Wednesday, January 11, 2006

The joys of motherhood part deuce

This morning we arrived at daycare with pancakes in hand. I was bracing myself for the battle of wills to follow. But, Cole was so excited he had pancakes. He rushed in to tell his teacher, sat down at the table and poured his syrup and began eating. A sweet, sticky kiss and I was on my way to work. I smelled the hint of syrup on and off through the day and would smile when I thought of him.
After work, I rushed to pick him up. I have recently began working out (too many years of letting myself go and putting myself last). I already feel guilty that he spends at least 9-10 hours in daycare a day. Now, I pick him up and he spends an hour at the gym daycare. More guilt...the last few weeks I have repeatly informed the nagging inner guilty voice in my head that this hour of sacrifice on both our parts will make me a better mom.

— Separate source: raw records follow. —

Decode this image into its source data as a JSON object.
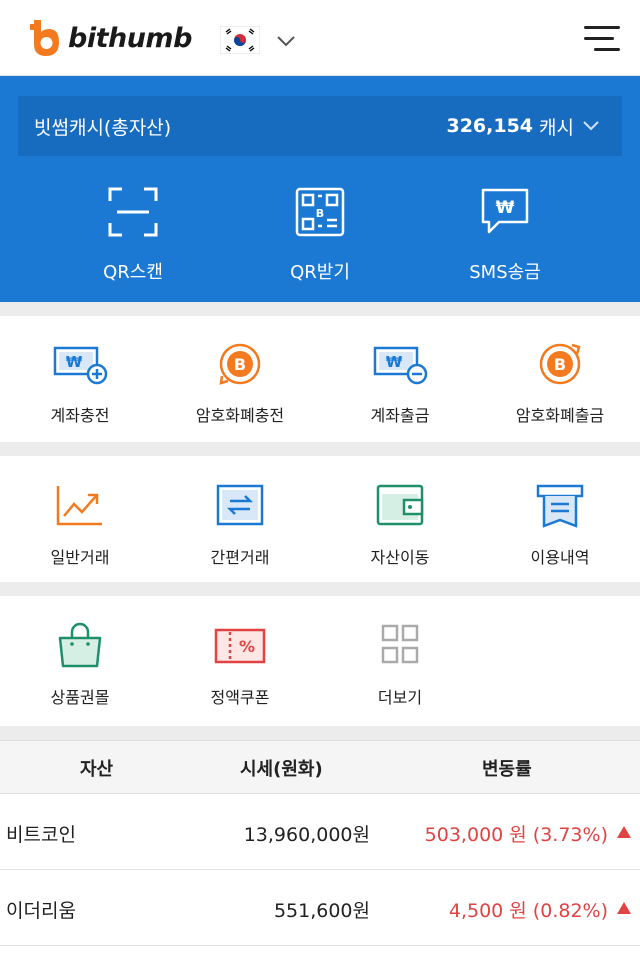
{
  "header": {
    "logo_text": "bithumb"
  },
  "cash": {
    "label": "빗썸캐시(총자산)",
    "amount": "326,154",
    "unit": "캐시"
  },
  "blue_actions": [
    {
      "label": "QR스캔",
      "icon": "qr-scan-icon"
    },
    {
      "label": "QR받기",
      "icon": "qr-code-icon"
    },
    {
      "label": "SMS송금",
      "icon": "sms-won-icon"
    }
  ],
  "grid_row1": [
    {
      "label": "계좌충전",
      "icon": "account-deposit-icon"
    },
    {
      "label": "암호화폐충전",
      "icon": "crypto-deposit-icon"
    },
    {
      "label": "계좌출금",
      "icon": "account-withdraw-icon"
    },
    {
      "label": "암호화폐출금",
      "icon": "crypto-withdraw-icon"
    }
  ],
  "grid_row2": [
    {
      "label": "일반거래",
      "icon": "chart-trend-icon"
    },
    {
      "label": "간편거래",
      "icon": "exchange-arrows-icon"
    },
    {
      "label": "자산이동",
      "icon": "wallet-icon"
    },
    {
      "label": "이용내역",
      "icon": "receipt-icon"
    }
  ],
  "grid_row3": [
    {
      "label": "상품권몰",
      "icon": "shopping-bag-icon"
    },
    {
      "label": "정액쿠폰",
      "icon": "coupon-icon"
    },
    {
      "label": "더보기",
      "icon": "more-grid-icon"
    }
  ],
  "table": {
    "headers": [
      "자산",
      "시세(원화)",
      "변동률"
    ],
    "rows": [
      {
        "name": "비트코인",
        "price": "13,960,000원",
        "change": "503,000 원 (3.73%)"
      },
      {
        "name": "이더리움",
        "price": "551,600원",
        "change": "4,500 원 (0.82%)"
      }
    ]
  },
  "colors": {
    "brand_blue": "#1b79d3",
    "brand_orange": "#f47a1f",
    "positive_red": "#e14343"
  }
}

Anyhow...most workouts are interrupted by the gym daycare teacher coming to get me because he needs to go potty and only wants me. I rush red face and sweaty into the room to find he has already gone potty and is just waiting in the bathroom for me. I try to pry myself and promise him I'll be done soon and go back and finish. Tonight, I was twenty minutes into a workout and they came to get me. He had just finished going potty and did not want me to leave. I told him I would be back soon, but he fell on the floor and grasped onto my leg. No amount of convincing would work. I HATE these scenes...it is like a movie everyone goes quiet and turns to stare. Cole's favorite thing to do when we get home is watch JO-JO (a cartoon) while I feed the animals, etc. Once, I pried him from my leg I again tried to reason with him. Finally, I said that if he didn't stop screaming we were going to leave and when we got home no TV. He screamed louder. So, I gathered my screaming kid and went home. The entire way he cried. I am so frustrated and was almost in tears myself when we came home. No mother wants to make their child cry. I already feel soooo guilty and I know he only wanted to spend time with me. I felt like such an awful parent. However, I do stick to what I say and when we got home, there was no TV. After bath, he said sorry and I asked him why and he said because "he screamed at mommy and didn't listen to her words." I hope thing will get easier with time. Luckily, he doesn't do this too often. He will not act like this for months and then will have several bad days. Luckily, he doesn't hold a grudge (at least not yet) and was all hugs and kisses before bed.

1 comment:

Leah said...

Kareen, you are a GREAT mother and don't ever forget that. Just think even though he is in daycare he is learning. Learning how to interact with others which is very good. He will be very well socialized. You are doing a wonderful job with him. Most kids wouldn't say they were sorry. He knows you love him.